Jomar Martins
9 de abril de 2012
Se há prova robusta de que o relacionamento entre duas
mulheres era visto como união estável, nos moldes do artigo 1.723 do Código
Civil, e que ambas concorreram para a formação do patrimônio, não há por que
negar a uma delas o direito sucessório, em caso de morte da companheira. Com
este entendimento, a 8ª Câmara Cível do Tribunal de Justiça do Rio Grande do
Sul deu provimento à apelação de uma mulher em litígio com a mãe da companheira
que morreu. A segunda instância reformou a sentença que não reconheceu a união
estável. A primeira instância entendeu que a relação era apenas de ‘‘parceria
civil’’ — o que não geraria direito aos bens deixados de herança.

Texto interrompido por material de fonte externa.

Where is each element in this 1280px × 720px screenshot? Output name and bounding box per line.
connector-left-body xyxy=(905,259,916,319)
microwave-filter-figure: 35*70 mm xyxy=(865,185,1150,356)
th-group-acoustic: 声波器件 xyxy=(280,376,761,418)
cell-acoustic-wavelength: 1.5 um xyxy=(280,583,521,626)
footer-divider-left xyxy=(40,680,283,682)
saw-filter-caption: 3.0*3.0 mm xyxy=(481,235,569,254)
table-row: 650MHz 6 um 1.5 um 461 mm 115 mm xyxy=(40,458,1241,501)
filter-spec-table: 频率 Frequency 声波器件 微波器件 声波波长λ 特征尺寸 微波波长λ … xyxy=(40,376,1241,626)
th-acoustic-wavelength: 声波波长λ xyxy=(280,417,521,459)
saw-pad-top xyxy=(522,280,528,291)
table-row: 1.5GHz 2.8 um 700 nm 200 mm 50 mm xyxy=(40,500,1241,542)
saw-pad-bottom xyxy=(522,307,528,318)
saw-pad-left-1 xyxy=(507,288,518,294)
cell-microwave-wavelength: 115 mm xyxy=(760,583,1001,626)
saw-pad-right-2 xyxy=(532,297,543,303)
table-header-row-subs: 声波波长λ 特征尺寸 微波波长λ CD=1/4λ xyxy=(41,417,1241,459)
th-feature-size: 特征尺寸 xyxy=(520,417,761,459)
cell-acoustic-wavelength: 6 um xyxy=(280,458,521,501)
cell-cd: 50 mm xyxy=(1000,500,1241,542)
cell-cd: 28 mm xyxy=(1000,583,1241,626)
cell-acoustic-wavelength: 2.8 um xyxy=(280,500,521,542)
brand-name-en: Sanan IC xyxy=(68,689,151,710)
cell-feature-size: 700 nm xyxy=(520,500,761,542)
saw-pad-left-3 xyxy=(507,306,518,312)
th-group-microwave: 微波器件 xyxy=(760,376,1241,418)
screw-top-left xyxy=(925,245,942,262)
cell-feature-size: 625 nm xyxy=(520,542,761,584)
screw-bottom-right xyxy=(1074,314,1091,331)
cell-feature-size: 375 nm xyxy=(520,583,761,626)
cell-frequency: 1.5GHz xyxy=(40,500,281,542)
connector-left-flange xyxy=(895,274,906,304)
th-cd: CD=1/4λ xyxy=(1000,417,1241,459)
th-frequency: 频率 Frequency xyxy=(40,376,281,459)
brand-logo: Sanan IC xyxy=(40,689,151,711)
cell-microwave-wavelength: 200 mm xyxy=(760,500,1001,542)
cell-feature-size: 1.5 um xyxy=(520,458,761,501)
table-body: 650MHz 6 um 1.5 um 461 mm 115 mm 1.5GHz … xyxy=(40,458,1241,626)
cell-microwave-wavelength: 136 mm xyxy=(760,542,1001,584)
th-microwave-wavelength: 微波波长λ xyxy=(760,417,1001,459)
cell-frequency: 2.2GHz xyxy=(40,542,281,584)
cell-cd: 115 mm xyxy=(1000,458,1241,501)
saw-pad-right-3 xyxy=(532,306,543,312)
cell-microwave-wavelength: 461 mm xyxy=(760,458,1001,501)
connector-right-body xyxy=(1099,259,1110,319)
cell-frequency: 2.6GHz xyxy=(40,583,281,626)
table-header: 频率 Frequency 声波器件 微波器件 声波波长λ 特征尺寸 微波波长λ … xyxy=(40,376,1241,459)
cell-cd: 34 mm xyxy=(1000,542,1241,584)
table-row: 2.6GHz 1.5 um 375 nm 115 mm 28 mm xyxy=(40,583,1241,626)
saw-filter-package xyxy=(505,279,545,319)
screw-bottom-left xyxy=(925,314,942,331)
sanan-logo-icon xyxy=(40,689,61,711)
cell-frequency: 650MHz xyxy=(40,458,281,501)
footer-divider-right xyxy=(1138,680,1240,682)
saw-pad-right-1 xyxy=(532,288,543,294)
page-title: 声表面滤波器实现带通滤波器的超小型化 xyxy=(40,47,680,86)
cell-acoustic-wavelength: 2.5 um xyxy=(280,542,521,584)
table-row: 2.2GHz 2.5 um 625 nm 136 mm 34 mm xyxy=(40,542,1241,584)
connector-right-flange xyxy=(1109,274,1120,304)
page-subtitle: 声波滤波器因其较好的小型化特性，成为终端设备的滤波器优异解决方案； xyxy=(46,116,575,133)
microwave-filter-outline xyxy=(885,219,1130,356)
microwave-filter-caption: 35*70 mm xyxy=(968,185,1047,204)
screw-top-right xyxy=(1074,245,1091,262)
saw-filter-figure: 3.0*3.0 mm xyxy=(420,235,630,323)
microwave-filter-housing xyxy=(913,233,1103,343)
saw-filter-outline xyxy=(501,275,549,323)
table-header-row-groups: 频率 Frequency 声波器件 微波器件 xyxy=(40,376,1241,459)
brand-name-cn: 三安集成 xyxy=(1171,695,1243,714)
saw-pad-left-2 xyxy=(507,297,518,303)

Respaldados pelo posicionamento do Supremo Tribunal Federal,
no julgamento da Adin nº 4.277 e da Arguição de Descumprimento de Preceito
Fundamental nº 132, em 5 de maio de 2011, os desembargadores foram unânimes em
declarar a existência de união estável homoafetiva entre ambas, com os
respectivos desdobramentos legais. Para as regras que tutelam o direito
sucessório entre companheiros, foi aplicado o artigo 1.790, inciso III, do
Código de Processo Civil. A decisão é do dia 22 de março.
O caso é originário da Comarca de Porto Alegre e tramita sob
segredo de justiça. Conforme o acórdão, L.S.C. e R. de. O. viveram juntas entre
julho de 1983 e fevereiro de 2008, quando a segunda morreu. A primeira teve de
ir à Justiça na Justiça para pedir os direitos de sucessão sobre o imóvel em
que habitava conjuntamente com ela. A ação pedia reconhecimento e dissolução de
união estável, cumulada com petição de herança, movida contra o espólio de R.
de O., representada pela mãe.
O juiz de Direito Marco Aurélio Martins Xavier, ao proferir
a sentença, entendeu que relação era de parceria civil. Em consequência,
declarou como propriedade de L.S.C. a fração ideal de 50% do imóvel que lhes
servia de moradia. Para ele, a partilha deve respeitar esta proporção,
inclusive no que toca às duas construções efetivadas sobre o terreno.
Inconformada com a decisão, L.S.C. interpôs Apelação no
Tribunal de Justiça. Afirmou que a legislação não proíbe a união homoafetiva e
que cabe ao julgador, diante da lacuna da lei, fixar os efeitos jurídicos
decorrentes. Alegou que a sentença feriu o artigo 1º, inciso III, da
Constituição Federal, que dispõe sobre o princípio da dignidade humana.
Mencionou também o artigo 226, parágrafo 3º, da Carta Magna, que reconhece a
união estável entre homem e mulher como entidade familiar. Disse que tal artigo
deve ser aplicado às uniões homoafetivas constituídas com o intuito de família,
pois o Direito tem de acompanhar a evolução da própria sociedade.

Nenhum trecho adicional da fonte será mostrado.